Existing law requires each electrical corporation, electric service provider, and community choice aggregator to maintain physical generating capacity and electrical demand response adequate to meet its load requirements, and requires that the generating capacity or electrical demand response be deliverable to locations and at times as may be necessary to maintain electrical service system reliability, local area reliability, and flexibility.
This bill would instead require each electrical corporation, electric service provider, and community choice aggregator to maintain physical generating capacity, energy storage, and electrical demand response adequate to meet its load requirements in order to maintain electrical service system
reliability, local area reliability, and flexibility.
Existing law requires the PUC, in consultation with the State Energy Resources Conservation and Development Commission (Energy Commission), to provide transmission-focused guidance to the ISO about resource portfolios of expected future renewable energy resources and zero-carbon resources, as specified, to allow the ISO to identify and approve transmission facilities needed to interconnect resources and reliably serve the needs of load centers. In providing that guidance, existing law requires the PUC and the Energy Commission to annually provide projections to support the Independent System Operator’s planning and approvals in its annual transmission planning process, as provided.
This bill would require the PUC and Energy Commission, as part of those projections, to also identify cost-effective opportunities to increase the reliability contribution or mitigate
congestion of planned or existing energy-only resources through transmission capacity expansions.
Under existing law, a violation of the Public Utilities Act or any order, decision, rule, direction, demand, or requirement of the PUC is a crime.
Because the provisions of this bill would be a part of the act and a violation of a PUC action implementing its requirements would be a crime, the bill would impose a state-mandated local program.
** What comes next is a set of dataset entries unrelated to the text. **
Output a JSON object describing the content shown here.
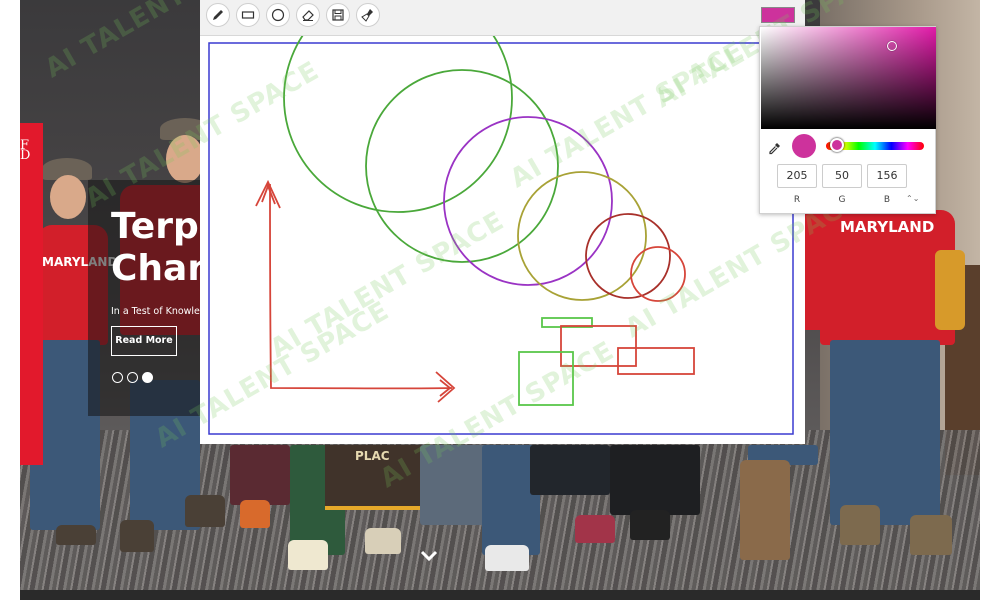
{
  "hero": {
    "title": "Terps\nChan",
    "subtitle": "In a Test of Knowled",
    "read_more": "Read More",
    "shirt_text_left": "MARYLAND",
    "shirt_text_right": "MARYLAND",
    "banner_text": "PLAC",
    "logo_text": "F\nD"
  },
  "toolbar": {
    "tools": [
      "pencil-icon",
      "rectangle-icon",
      "circle-icon",
      "eraser-icon",
      "save-icon",
      "clear-brush-icon"
    ],
    "current_color": "#cd329c"
  },
  "watermark": "AI TALENT SPACE",
  "color_picker": {
    "r": "205",
    "g": "50",
    "b": "156",
    "r_label": "R",
    "g_label": "G",
    "b_label": "B",
    "mode_toggle": "⌃⌄"
  },
  "colors": {
    "accent_red": "#e2192c",
    "canvas_border": "#3a3ad0",
    "stroke_green": "#4aa83a",
    "stroke_purple": "#9a33c4",
    "stroke_olive": "#a8a236",
    "stroke_darkred": "#a8302a",
    "stroke_red": "#d6453a",
    "stroke_lime": "#5ac74a"
  }
}
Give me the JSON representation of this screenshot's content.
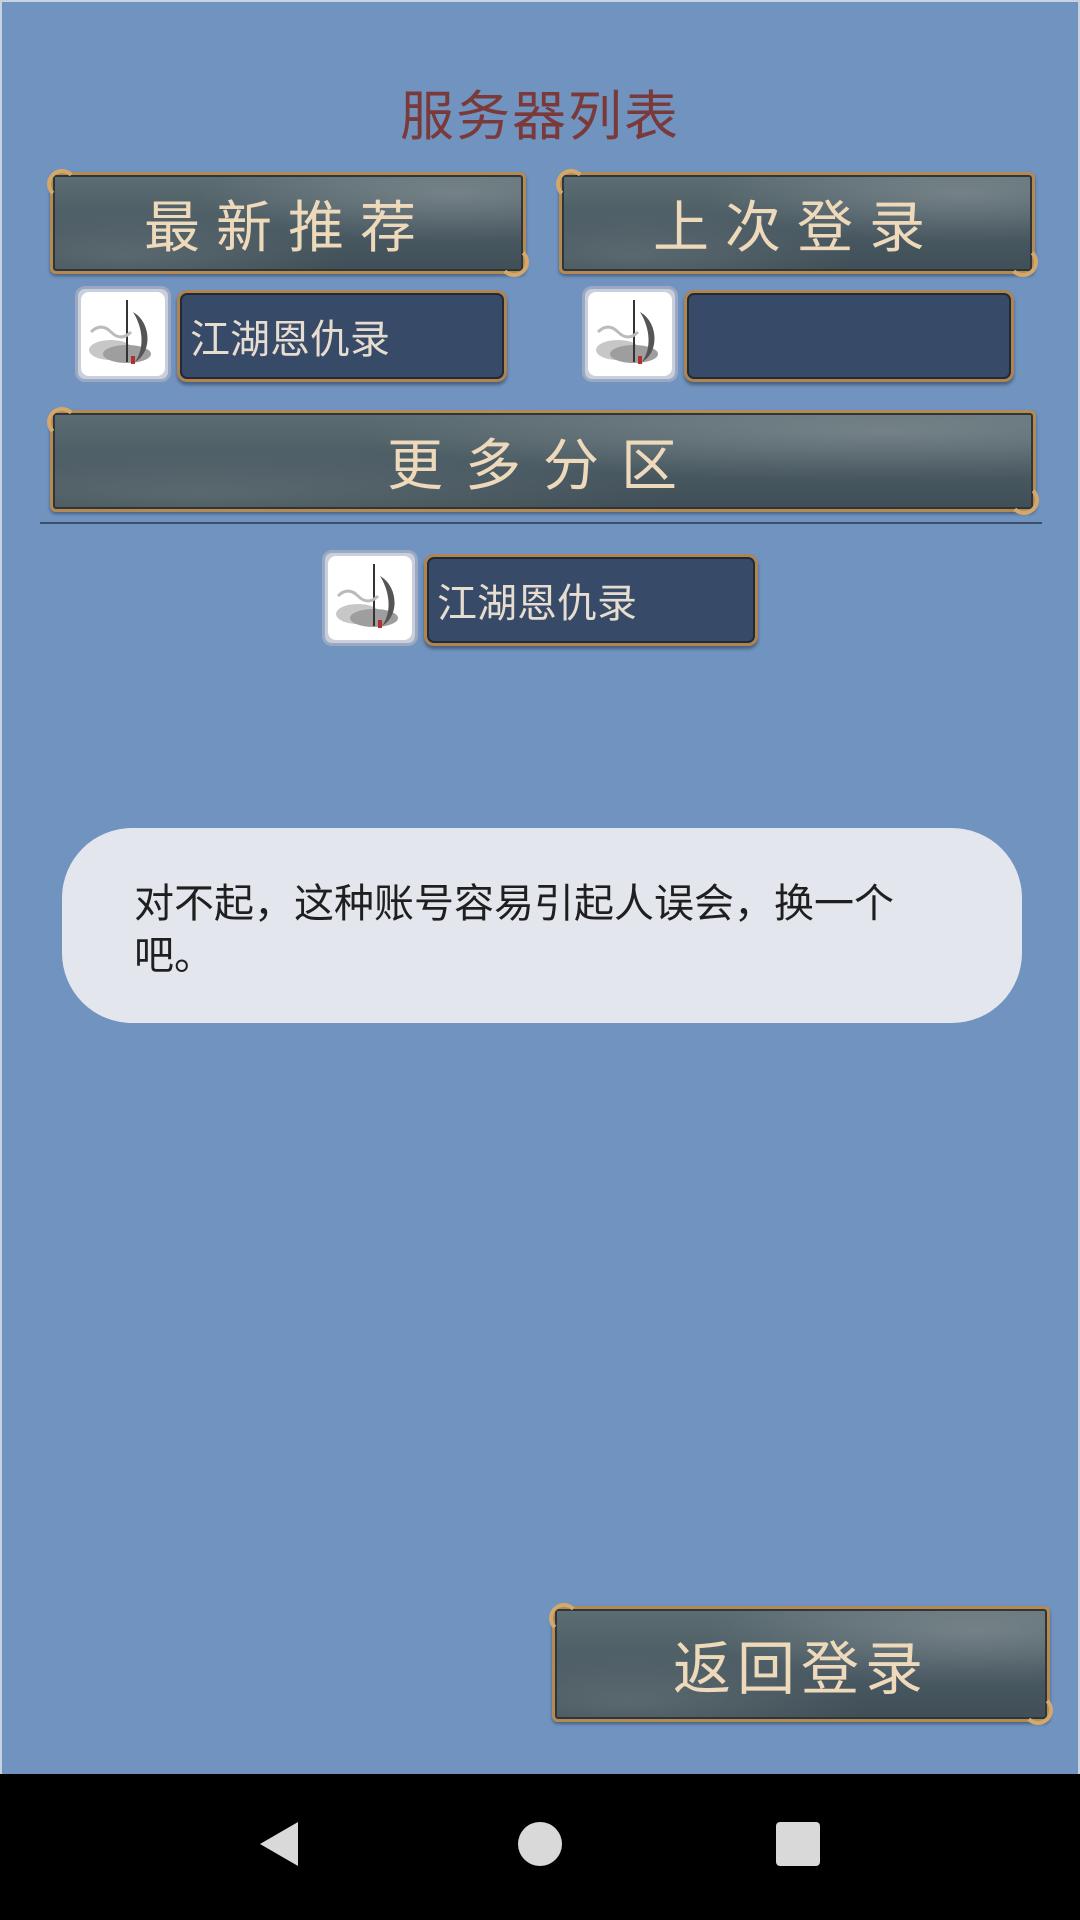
{
  "header": {
    "title": "服务器列表"
  },
  "tabs": {
    "newest": "最新推荐",
    "last_login": "上次登录"
  },
  "recommended_server": {
    "name": "江湖恩仇录"
  },
  "last_server": {
    "name": ""
  },
  "more_zones": {
    "label": "更多分区"
  },
  "zone_server": {
    "name": "江湖恩仇录"
  },
  "toast": {
    "message": "对不起，这种账号容易引起人误会，换一个吧。"
  },
  "footer": {
    "back_label": "返回登录"
  },
  "icons": {
    "server": "game-logo-icon",
    "nav_back": "triangle-back-icon",
    "nav_home": "circle-home-icon",
    "nav_recent": "square-recents-icon"
  }
}
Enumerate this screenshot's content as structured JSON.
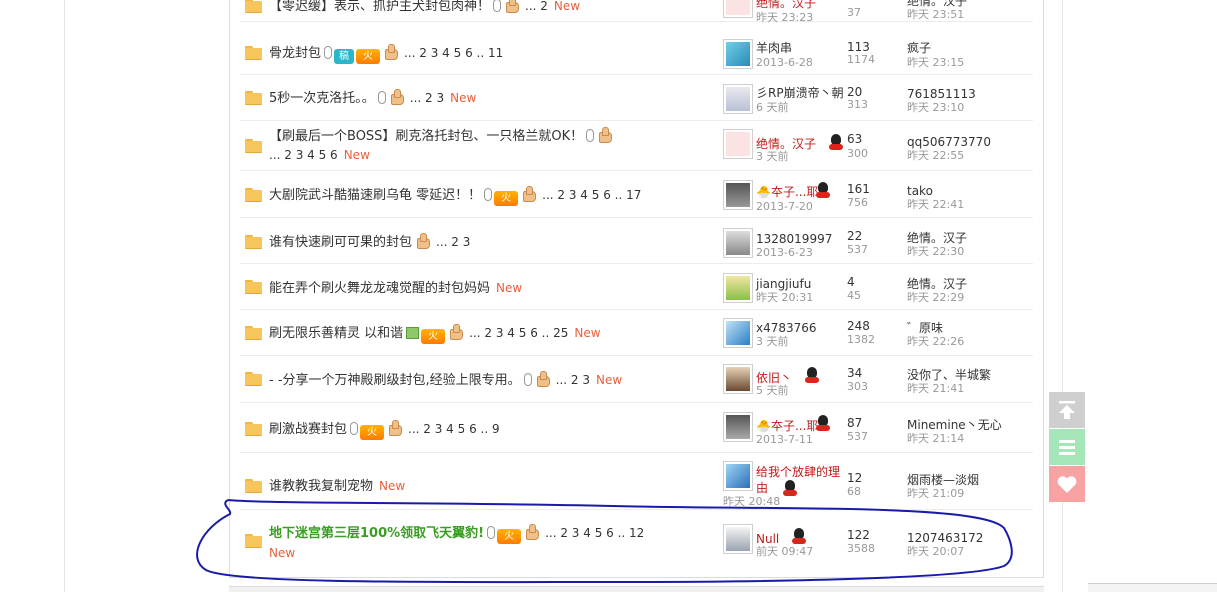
{
  "threads": [
    {
      "title": "【零迟缓】表示、抓护主犬封包肉神！",
      "pages": "... 2",
      "new": "New",
      "author": "绝情。汉子",
      "author_date": "昨天 23:23",
      "replies": "",
      "views": "37",
      "last_user": "绝情。汉子",
      "last_time": "昨天 23:51"
    },
    {
      "title": "骨龙封包",
      "pages": "... 2  3  4  5  6 .. 11",
      "new": "",
      "author": "羊肉串",
      "author_date": "2013-6-28",
      "replies": "113",
      "views": "1174",
      "last_user": "疯子",
      "last_time": "昨天 23:15"
    },
    {
      "title": "5秒一次克洛托。。",
      "pages": "... 2  3",
      "new": "New",
      "author": "彡RP崩溃帝丶朝",
      "author_date": "6 天前",
      "replies": "20",
      "views": "313",
      "last_user": "761851113",
      "last_time": "昨天 23:10"
    },
    {
      "title": "【刷最后一个BOSS】刷克洛托封包、一只格兰就OK！",
      "pages": "... 2  3  4  5  6",
      "new": "New",
      "author": "绝情。汉子",
      "author_date": "3 天前",
      "replies": "63",
      "views": "300",
      "last_user": "qq506773770",
      "last_time": "昨天 22:55"
    },
    {
      "title": "大剧院武斗酷猫速刷乌龟 零延迟！！",
      "pages": "... 2  3  4  5  6 .. 17",
      "new": "",
      "author": "🐣夲子...耶",
      "author_date": "2013-7-20",
      "replies": "161",
      "views": "756",
      "last_user": "tako",
      "last_time": "昨天 22:41"
    },
    {
      "title": "谁有快速刷可可果的封包",
      "pages": "... 2  3",
      "new": "",
      "author": "1328019997",
      "author_date": "2013-6-23",
      "replies": "22",
      "views": "537",
      "last_user": "绝情。汉子",
      "last_time": "昨天 22:30"
    },
    {
      "title": "能在弄个刷火舞龙龙魂觉醒的封包妈妈",
      "pages": "",
      "new": "New",
      "author": "jiangjiufu",
      "author_date": "昨天 20:31",
      "replies": "4",
      "views": "45",
      "last_user": "绝情。汉子",
      "last_time": "昨天 22:29"
    },
    {
      "title": "刷无限乐善精灵 以和谐",
      "pages": "... 2  3  4  5  6 .. 25",
      "new": "New",
      "author": "x4783766",
      "author_date": "3 天前",
      "replies": "248",
      "views": "1382",
      "last_user": "゛原味",
      "last_time": "昨天 22:26"
    },
    {
      "title": "- -分享一个万神殿刷级封包,经验上限专用。",
      "pages": "... 2  3",
      "new": "New",
      "author": "依旧丶",
      "author_date": "5 天前",
      "replies": "34",
      "views": "303",
      "last_user": "没你了、半城繁",
      "last_time": "昨天 21:41"
    },
    {
      "title": "刷激战赛封包",
      "pages": "... 2  3  4  5  6 .. 9",
      "new": "",
      "author": "🐣夲子...耶",
      "author_date": "2013-7-11",
      "replies": "87",
      "views": "537",
      "last_user": "Minemine丶无心",
      "last_time": "昨天 21:14"
    },
    {
      "title": "谁教教我复制宠物",
      "pages": "",
      "new": "New",
      "author": "给我个放肆的理由",
      "author_date": "昨天 20:48",
      "replies": "12",
      "views": "68",
      "last_user": "烟雨楼—淡烟",
      "last_time": "昨天 21:09"
    },
    {
      "title": "地下迷宫第三层100%领取飞天翼豹!",
      "pages": "... 2  3  4  5  6 .. 12",
      "new": "New",
      "author": "Null",
      "author_date": "前天 09:47",
      "replies": "122",
      "views": "3588",
      "last_user": "1207463172",
      "last_time": "昨天 20:07"
    }
  ],
  "badges": {
    "fire": "火",
    "jing": "稿"
  },
  "colors": {
    "accent_new": "#e8603c",
    "highlight_title": "#3a9d23",
    "circle": "#1a1aa8"
  },
  "side_buttons": [
    "back-to-top",
    "list",
    "favorite"
  ]
}
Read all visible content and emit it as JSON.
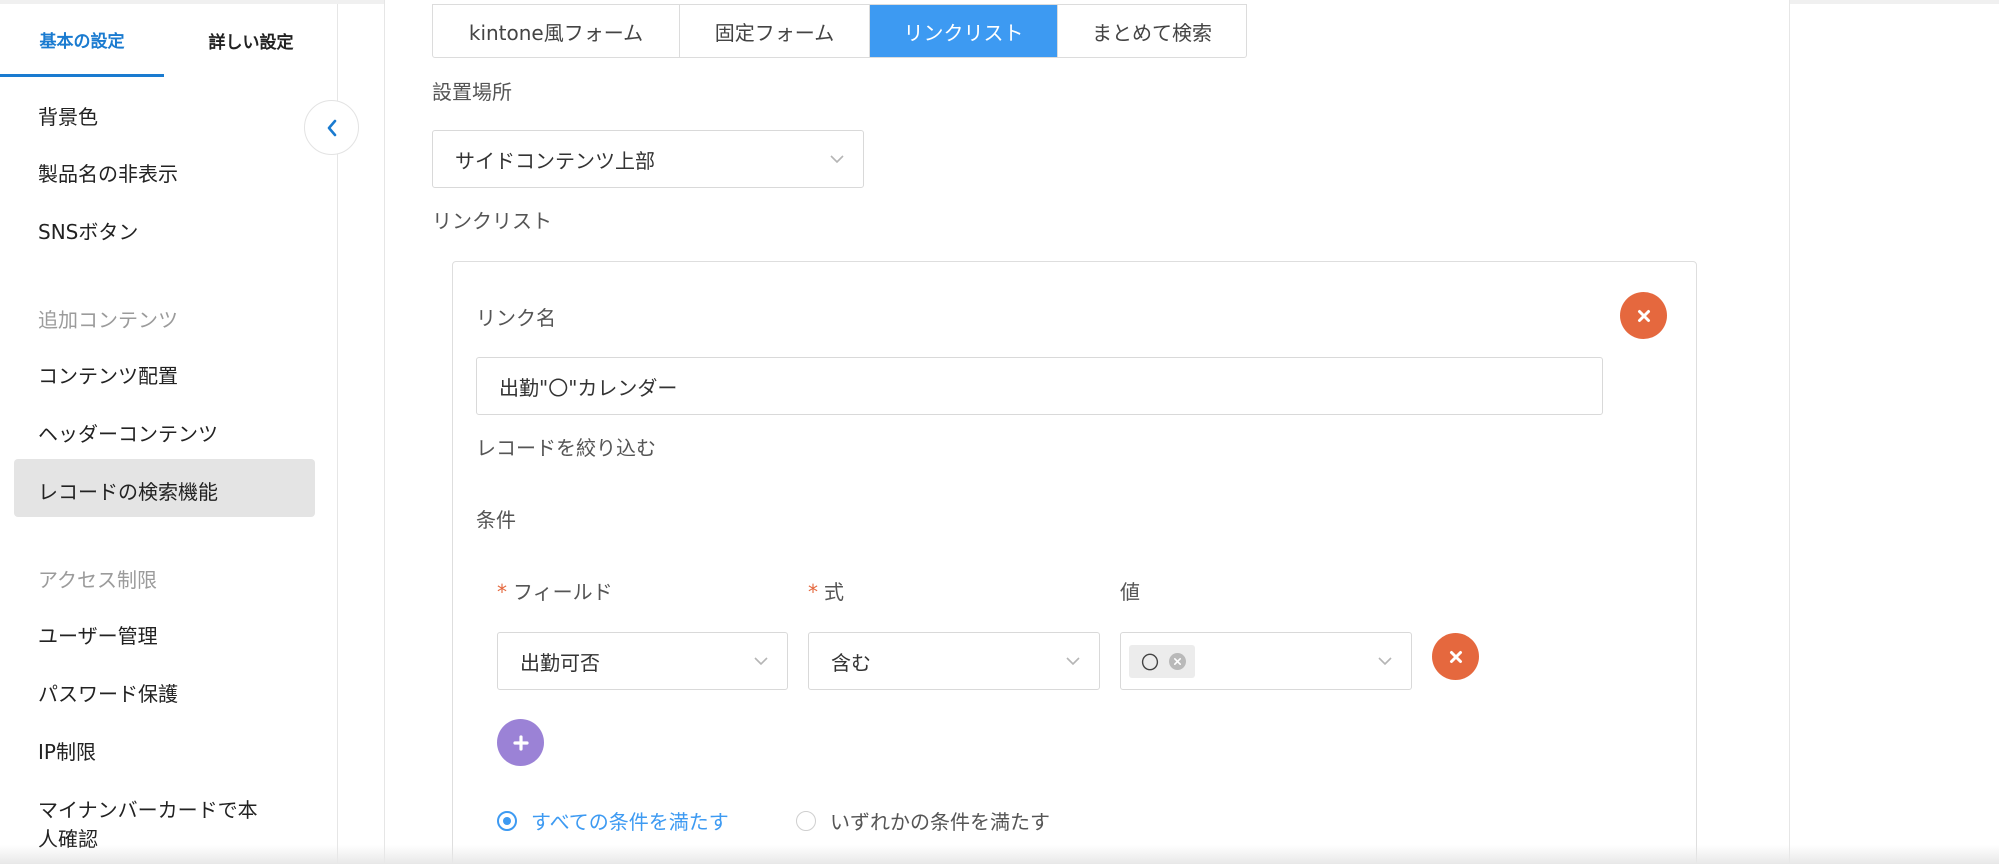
{
  "sidebar": {
    "tabs": [
      {
        "label": "基本の設定"
      },
      {
        "label": "詳しい設定"
      }
    ],
    "items": [
      {
        "label": "背景色"
      },
      {
        "label": "製品名の非表示"
      },
      {
        "label": "SNSボタン"
      },
      {
        "label": "追加コンテンツ"
      },
      {
        "label": "コンテンツ配置"
      },
      {
        "label": "ヘッダーコンテンツ"
      },
      {
        "label": "レコードの検索機能"
      },
      {
        "label": "アクセス制限"
      },
      {
        "label": "ユーザー管理"
      },
      {
        "label": "パスワード保護"
      },
      {
        "label": "IP制限"
      },
      {
        "label": "マイナンバーカードで本"
      },
      {
        "label": "人確認"
      }
    ]
  },
  "main": {
    "tabs": [
      {
        "label": "kintone風フォーム"
      },
      {
        "label": "固定フォーム"
      },
      {
        "label": "リンクリスト"
      },
      {
        "label": "まとめて検索"
      }
    ],
    "placement_label": "設置場所",
    "placement_value": "サイドコンテンツ上部",
    "linklist_label": "リンクリスト",
    "card": {
      "link_name_label": "リンク名",
      "link_name_value": "出勤\"〇\"カレンダー",
      "filter_label": "レコードを絞り込む",
      "condition_label": "条件",
      "required_mark": "*",
      "field_header": "フィールド",
      "expr_header": "式",
      "value_header": "値",
      "field_value": "出勤可否",
      "expr_value": "含む",
      "value_tag": "〇",
      "radio_all": "すべての条件を満たす",
      "radio_any": "いずれかの条件を満たす"
    }
  },
  "colors": {
    "accent": "#3d9af2",
    "sidebar_accent": "#1a7bd0",
    "remove": "#e5683e",
    "add": "#9b82d6"
  },
  "icons": {
    "collapse": "chevron-left-icon",
    "dropdown": "chevron-down-icon",
    "remove": "close-icon",
    "add": "plus-icon"
  }
}
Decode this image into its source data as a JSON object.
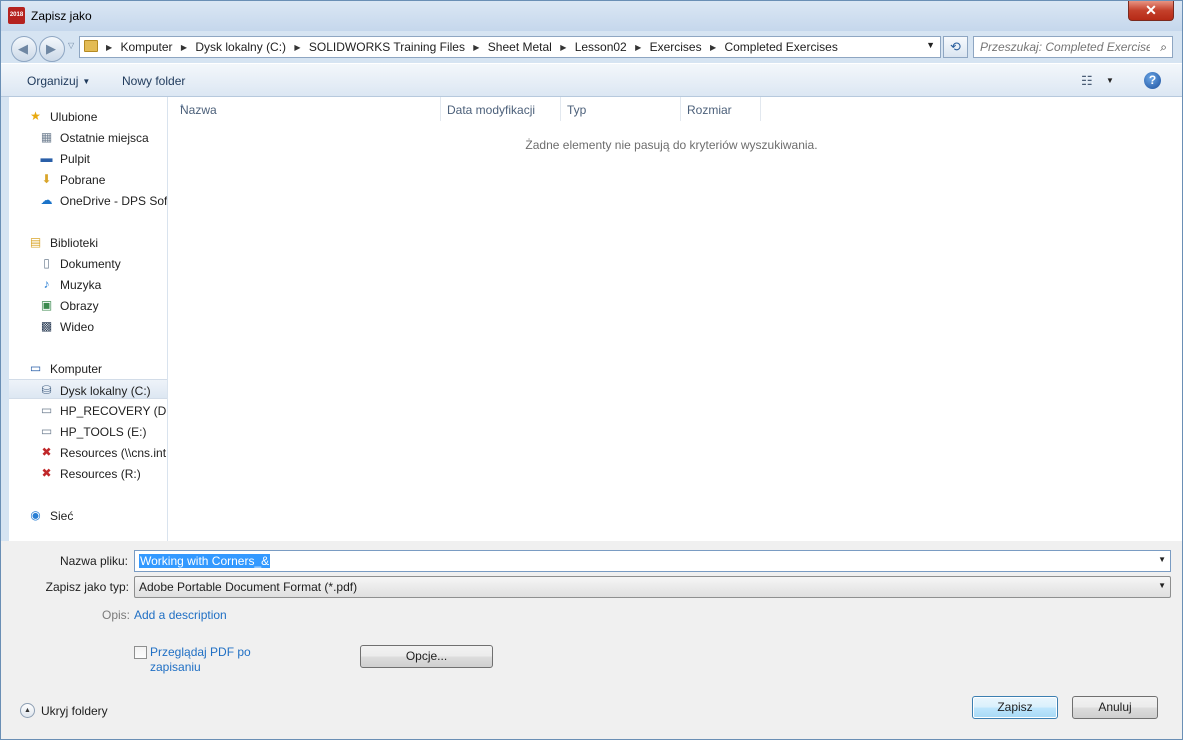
{
  "window": {
    "title": "Zapisz jako",
    "app_badge": "2018",
    "close_symbol": "✕"
  },
  "address": {
    "breadcrumbs": [
      "Komputer",
      "Dysk lokalny (C:)",
      "SOLIDWORKS Training Files",
      "Sheet Metal",
      "Lesson02",
      "Exercises",
      "Completed Exercises"
    ],
    "separator": "▶",
    "dropdown_symbol": "▼",
    "refresh_symbol": "⟲"
  },
  "search": {
    "placeholder": "Przeszukaj: Completed Exercises",
    "icon": "search-icon"
  },
  "toolbar": {
    "organize_label": "Organizuj",
    "new_folder_label": "Nowy folder",
    "caret": "▼",
    "view_symbol": "☷",
    "help_symbol": "?"
  },
  "nav_pane": {
    "favorites_label": "Ulubione",
    "favorites": [
      "Ostatnie miejsca",
      "Pulpit",
      "Pobrane",
      "OneDrive - DPS Soft"
    ],
    "libraries_label": "Biblioteki",
    "libraries": [
      "Dokumenty",
      "Muzyka",
      "Obrazy",
      "Wideo"
    ],
    "computer_label": "Komputer",
    "drives": [
      "Dysk lokalny (C:)",
      "HP_RECOVERY (D:)",
      "HP_TOOLS (E:)",
      "Resources (\\\\cns.int",
      "Resources (R:)"
    ],
    "selected_drive": "Dysk lokalny (C:)",
    "network_label": "Sieć"
  },
  "file_list": {
    "columns": [
      "Nazwa",
      "Data modyfikacji",
      "Typ",
      "Rozmiar"
    ],
    "sort_symbol": "^",
    "empty_message": "Żadne elementy nie pasują do kryteriów wyszukiwania."
  },
  "form": {
    "filename_label": "Nazwa pliku:",
    "filename_value": "Working with Corners_&",
    "filetype_label": "Zapisz jako typ:",
    "filetype_value": "Adobe Portable Document Format (*.pdf)",
    "description_label": "Opis:",
    "description_link": "Add a description",
    "view_pdf_label": "Przeglądaj PDF po zapisaniu",
    "view_pdf_checked": false,
    "options_button": "Opcje...",
    "hide_folders_label": "Ukryj foldery",
    "hide_folders_symbol": "▲",
    "save_button": "Zapisz",
    "cancel_button": "Anuluj"
  },
  "colors": {
    "link": "#1f6fc4",
    "selection": "#3399ff",
    "close_button": "#c4402b"
  }
}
The California Constitution requires the state to reimburse local agencies and school districts for certain costs mandated by the state. Statutory provisions establish procedures for making that reimbursement.
This bill would provide that no reimbursement is required by this act for a specified reason.
Existing law authorizes the Public Utilities Commission to supervise and regulate every public utility in the state, as specified.
This bill would make nonsubstantive changes to that authorization.